“Dilimin sınırları dünyamın sınırlarıdır” demiş Wittgenstein. Kavramlar aracılığıyla düşündüğümüzü, zihnimizde oluşan her nesnenin alanını oluşturanın dil olduğuna dikkat çekmiştir haklı olarak. Dili bir metafizik canlı olarak ele aldığımız zaman onun işlevi temel nitelik olarak belirmekte ve etkileşimden daha önemli gözükmektedir. Felsefe yapabilmek soru sorabilmekse eğer, dış dünyamızın sınırsızlığını “sınırlayan” dil bize yeteri kadar yardımcı olamıyor demektir.
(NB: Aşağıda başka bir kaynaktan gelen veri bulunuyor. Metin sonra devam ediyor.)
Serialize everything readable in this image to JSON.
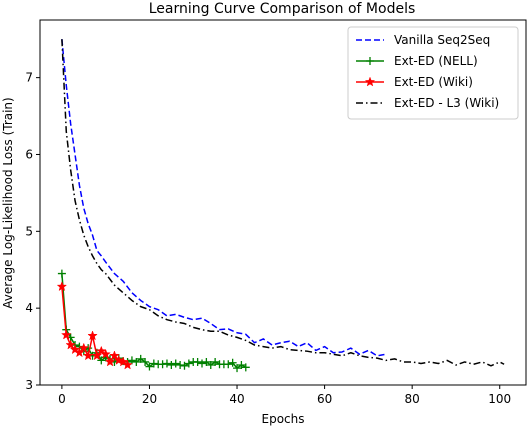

Buradaki amacım mükemmel anlama ve algılama yetisini arayış değil, sadece nesnel düşünebilmek, nesnel algı gibi tartışma konularına farklı bir bakıştan bakabilmeyi denemektir. Konuyu biraz daha açacak olursak eğer sadece felsefe bağlamında düşündüğümüzde sorduğumuz soruları zihnimizde oluşan kavramlar arasındaki uzlaşma veya çatışmanın sonuçlarının oluşturduğunu görebiliriz. Peki buna bağlı olarak bu eksikliği gidermenin, yani felsefi soruların alanının daha da genişletilebilmesi mümkün müdür?
2 comments
Felsefe olarak soru alanını çoğaltmak yerine cevapları bulan bir felsefe bence gerçek bir felsefedir.Yolu sorularla kaybettirmek yerine direkt yolu göstermesi en doğru olan felsefedir diyorum,vesselam.
Felsefe direkt yolu gösteren, cevap odaklı bir uğraş değil.Nihai sonuç diye birşeye inanmıyorsak(ki ben inanmıyorum) sadece cevaplardan soru doğurtacak egzersizdir.